Neither drug dealers nor software companies are transparent about their practices. Both offer products and services on one-sided terms that prospective customers are unable to negotiate.
Many of us have given up on trying. If we want to use the software, we have to scroll down and click “Accept,” so we may as well get on with it.
Most people don’t know what they’re agreeing to, because most people don’t read the agreements. In 2005, PC Pitstop temporarily added a clause to their End User License Agreement that offered $1000 to anyone who read that far and contacted them. It took five months and more than 3000 sales before anyone did.
And what recourse do we have if a company breaks their own agreement, or applies their policies unevenly? How many times have individuals, groups, and even the United States Congress complained to Facebook? (*Lots.) Has Facebook addressed these concerns? (*Nope.) Has Facebook taken steps to protect individual privacy or punish those who threaten our democracy with misinformation and violence? (*Nope.)
Our Declaration of Digital Interdependence
Students and I read the original Declaration of Independence together while we watched the news. More Facebook employees stepped forward and shared documents showing that the company hosted hate speech and illegal activity that hurts individuals and our country.
Facebook knows about our pain and profits by it without regard to what we think or how we feel. That’s not cool.
And that’s not the only example of big tech taking advantage for profit.
Rather than write a cranky blog post and leave it at that, we decided to do something about it.
Our Declaration of Digital Interdependence
The first thing we did was to read and remix the original Declaration of Independence. The text was written by the influencers of the day, and it has shown some staying power, so why recreate the wheel?
We needed to update the document for our purposes, so we used an etherpad on our own server and started editing:
Once we were all satisfied, we e-signed it:
Please_DocuSign_OUR_DECLARATION_OF_DIGITAL_I-1
O…SLAP!
In our conversations, learners pointed out that their school email addresses all start with their ID numbers. Students don’t own those ID numbers. IDs are assigned upon enrollment and surrendered when students graduate, transfer, or get kicked out.
The data that students create doesn’t belong to them either. Someone else owns the servers, and that means someone else controls the fate of the data.
Learning management systems such as Canvas, student information systems such as Aeries, and feature suites such as Google Classroom or Microsoft 365 all profit handsomely off the content and metadata students create. Schools and districts buy this software. Teachers and students are directed to use it.

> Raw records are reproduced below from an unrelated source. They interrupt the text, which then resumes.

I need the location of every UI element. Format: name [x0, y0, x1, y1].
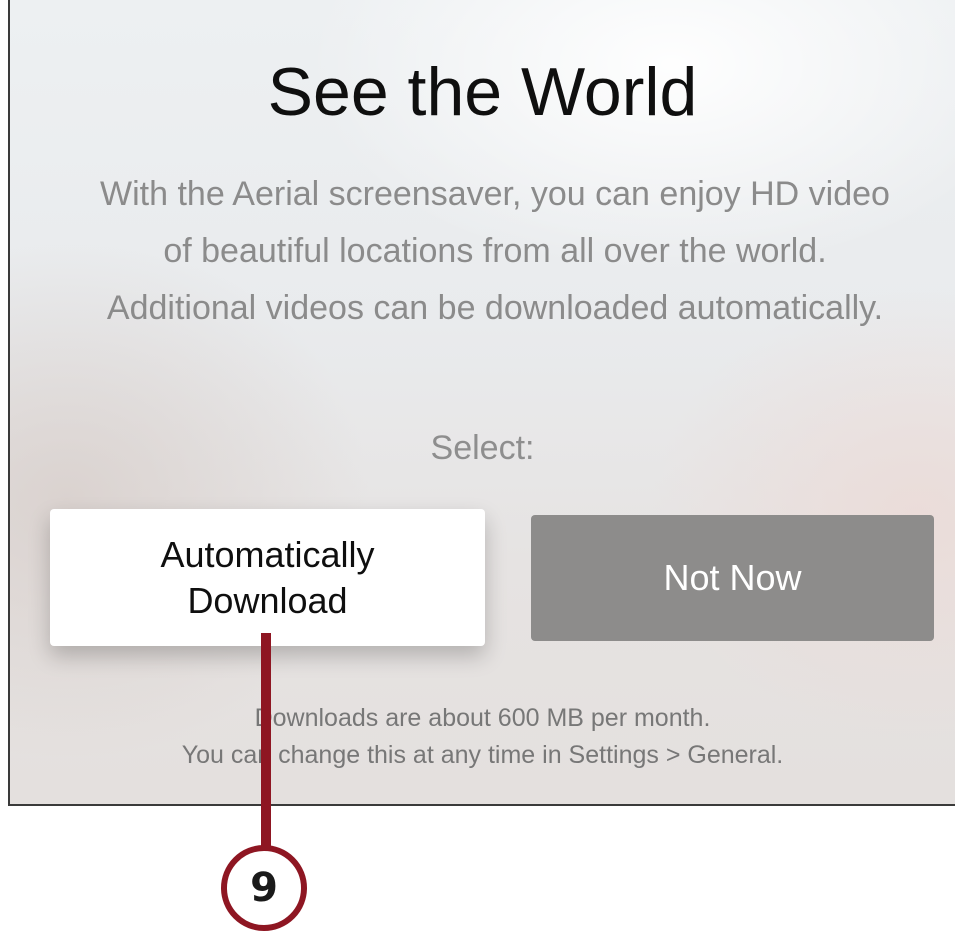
footnote-line-2: You can change this at any time in Setti…	[181, 741, 784, 769]
select-label: Select:	[430, 429, 535, 467]
callout-step-number: 9	[221, 845, 307, 931]
footnote-line-1: Downloads are about 600 MB per month.	[254, 704, 711, 732]
description-text: With the Aerial screensaver, you can enj…	[100, 175, 890, 327]
not-now-label: Not Now	[663, 557, 802, 598]
aerial-setup-screen: See the World With the Aerial screensave…	[8, 0, 955, 806]
callout-line	[261, 633, 271, 848]
footnote: Downloads are about 600 MB per month. Yo…	[10, 700, 955, 774]
page-title: See the World	[267, 54, 698, 130]
automatically-download-label: Automatically Download	[160, 533, 375, 621]
not-now-button[interactable]: Not Now	[531, 515, 934, 641]
automatically-download-button[interactable]: Automatically Download	[50, 509, 485, 646]
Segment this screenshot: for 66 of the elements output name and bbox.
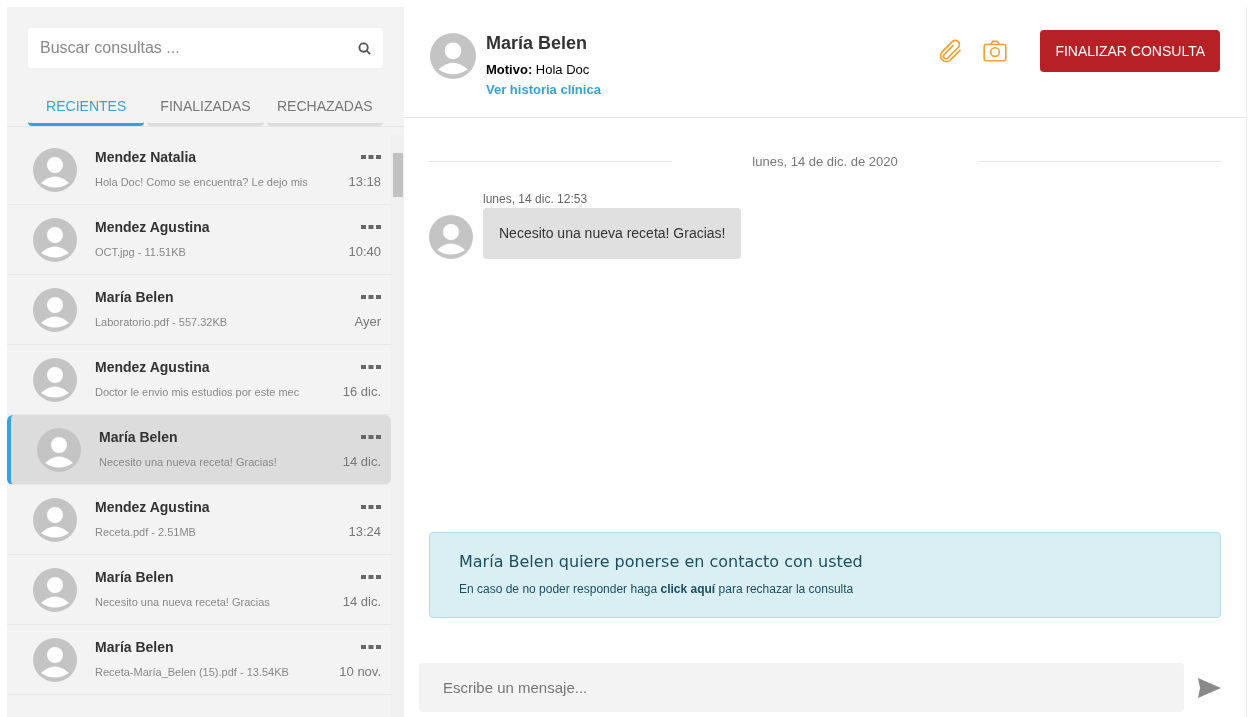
more-icon	[361, 155, 381, 161]
avatar-icon	[33, 357, 77, 402]
conversation-item[interactable]: María Belen Receta-María_Belen (15).pdf - 13.54KB 10 nov.	[7, 625, 391, 695]
avatar-icon	[33, 217, 77, 262]
contact-name: María Belen	[99, 428, 178, 448]
camera-icon[interactable]	[982, 38, 1009, 64]
more-icon	[361, 295, 381, 301]
more-icon	[361, 365, 381, 371]
avatar-icon	[33, 637, 77, 682]
message-time: 10:40	[348, 243, 381, 262]
message-time: 16 dic.	[342, 383, 381, 402]
contact-name: Mendez Agustina	[95, 218, 210, 238]
notice-title: María Belen quiere ponerse en contacto con usted	[459, 551, 864, 573]
contact-name: Mendez Agustina	[95, 358, 210, 378]
message-preview: Laboratorio.pdf - 557.32KB	[95, 314, 228, 330]
notice-text: En caso de no poder responder haga click aquí para rechazar la consulta	[459, 581, 855, 598]
date-divider: lunes, 14 de dic. de 2020	[751, 153, 899, 171]
more-icon	[361, 575, 381, 581]
avatar-icon	[33, 567, 77, 612]
message-preview: OCT.jpg - 11.51KB	[95, 244, 186, 260]
more-icon	[361, 645, 381, 651]
reason-label: Motivo:	[486, 62, 533, 77]
more-icon	[361, 505, 381, 511]
avatar-icon	[33, 287, 77, 332]
conversation-item[interactable]: María Belen Necesito una nueva receta! Gracias 14 dic.	[7, 555, 391, 625]
avatar-icon	[429, 214, 473, 259]
more-icon	[361, 435, 381, 441]
contact-name: Mendez Agustina	[95, 498, 210, 518]
message-time: 10 nov.	[339, 663, 381, 682]
contact-name: María Belen	[95, 568, 174, 588]
avatar-icon	[430, 33, 476, 79]
contact-name: Mendez Natalia	[95, 148, 197, 168]
message-time: Ayer	[354, 313, 381, 332]
conversation-item[interactable]: María Belen Laboratorio.pdf - 557.32KB Ayer	[7, 275, 391, 345]
message-time: 13:24	[348, 523, 381, 542]
patient-name: María Belen	[486, 32, 589, 55]
conversation-item[interactable]: Mendez Agustina Receta.pdf - 2.51MB 13:24	[7, 485, 391, 555]
tab[interactable]: FINALIZADAS	[147, 90, 264, 126]
reject-link[interactable]: click aquí	[660, 582, 716, 596]
message-time: 14 dic.	[342, 453, 381, 472]
tab[interactable]: RECHAZADAS	[266, 90, 383, 126]
message-time: 14 dic.	[342, 593, 381, 612]
message-preview: Necesito una nueva receta! Gracias	[95, 594, 270, 610]
conversation-item[interactable]: Mendez Natalia Hola Doc! Como se encuentra? Le dejo mis 13:18	[7, 135, 391, 205]
message-preview: Receta-María_Belen (15).pdf - 13.54KB	[95, 664, 289, 680]
conversation-item[interactable]: Mendez Agustina OCT.jpg - 11.51KB 10:40	[7, 205, 391, 275]
finish-consultation-button[interactable]: FINALIZAR CONSULTA	[1040, 30, 1220, 72]
message-timestamp: lunes, 14 dic. 12:53	[483, 190, 589, 208]
message-preview: Doctor le envio mis estudios por este mec	[95, 384, 300, 400]
more-icon	[361, 225, 381, 231]
message-time: 13:18	[348, 173, 381, 192]
search-field[interactable]: Buscar consultas ...	[28, 28, 383, 68]
contact-name: María Belen	[95, 638, 174, 658]
message-input[interactable]: Escribe un mensaje...	[419, 663, 1184, 712]
avatar-icon	[37, 427, 81, 472]
message-preview: Hola Doc! Como se encuentra? Le dejo mis	[95, 174, 308, 190]
message-preview: Necesito una nueva receta! Gracias!	[99, 454, 277, 470]
contact-name: María Belen	[95, 288, 174, 308]
avatar-icon	[33, 497, 77, 542]
avatar-icon	[33, 147, 77, 192]
message-preview: Receta.pdf - 2.51MB	[95, 524, 196, 540]
search-icon	[358, 42, 371, 55]
send-icon[interactable]	[1198, 677, 1221, 698]
conversation-item[interactable]: María Belen Necesito una nueva receta! Gracias! 14 dic.	[7, 415, 391, 485]
message-bubble: Necesito una nueva receta! Gracias!	[483, 207, 742, 259]
reason-text: Hola Doc	[535, 62, 590, 77]
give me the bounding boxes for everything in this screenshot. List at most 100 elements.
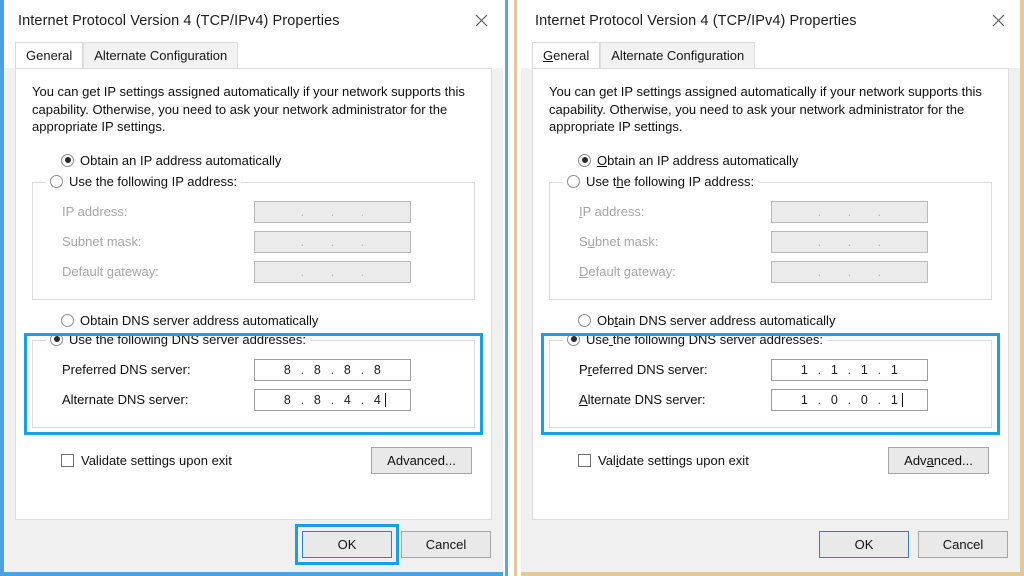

So, just like the colonists, we are leaving the nest and creating an alternative. We are building the Open-Source Learning Academy Protocol (OSLAP). OSLAP is a protocol, and not a platform, because OSLAP:
- Reinforces Open-Source Learning Academy principles through its architecture and use.
- Supports the philosophy and values of Open-Source Learning – starting with giving people the choice to participate.
- Does not require anyone to pay to enter proprietary digital real estate.
OSLAP began with the culture of Open-Source Learning. We have curated on the public internet for more than ten years – always on someone else’s servers. Even though we can use online software such Blogger and other platforms without paying in currency, there is always a price, starting with our lack of informed agency. We know that somewhere out there, someone may be extracting value from our work in ways we can’t see.
Action Speaks Loudest
Last week we took an important step. After we signed our declaration, we had a meeting, and we agreed to move our data to our own servers. All of this is documented – in our data, in the recording of our conversation about our data, and ultimately in the actions we took to preserve and move our data.
Action is the ultimate authenticity. It was up to each of us to backup our blogs into .xml files that we downloaded to our machines and then uploaded to OSLAP.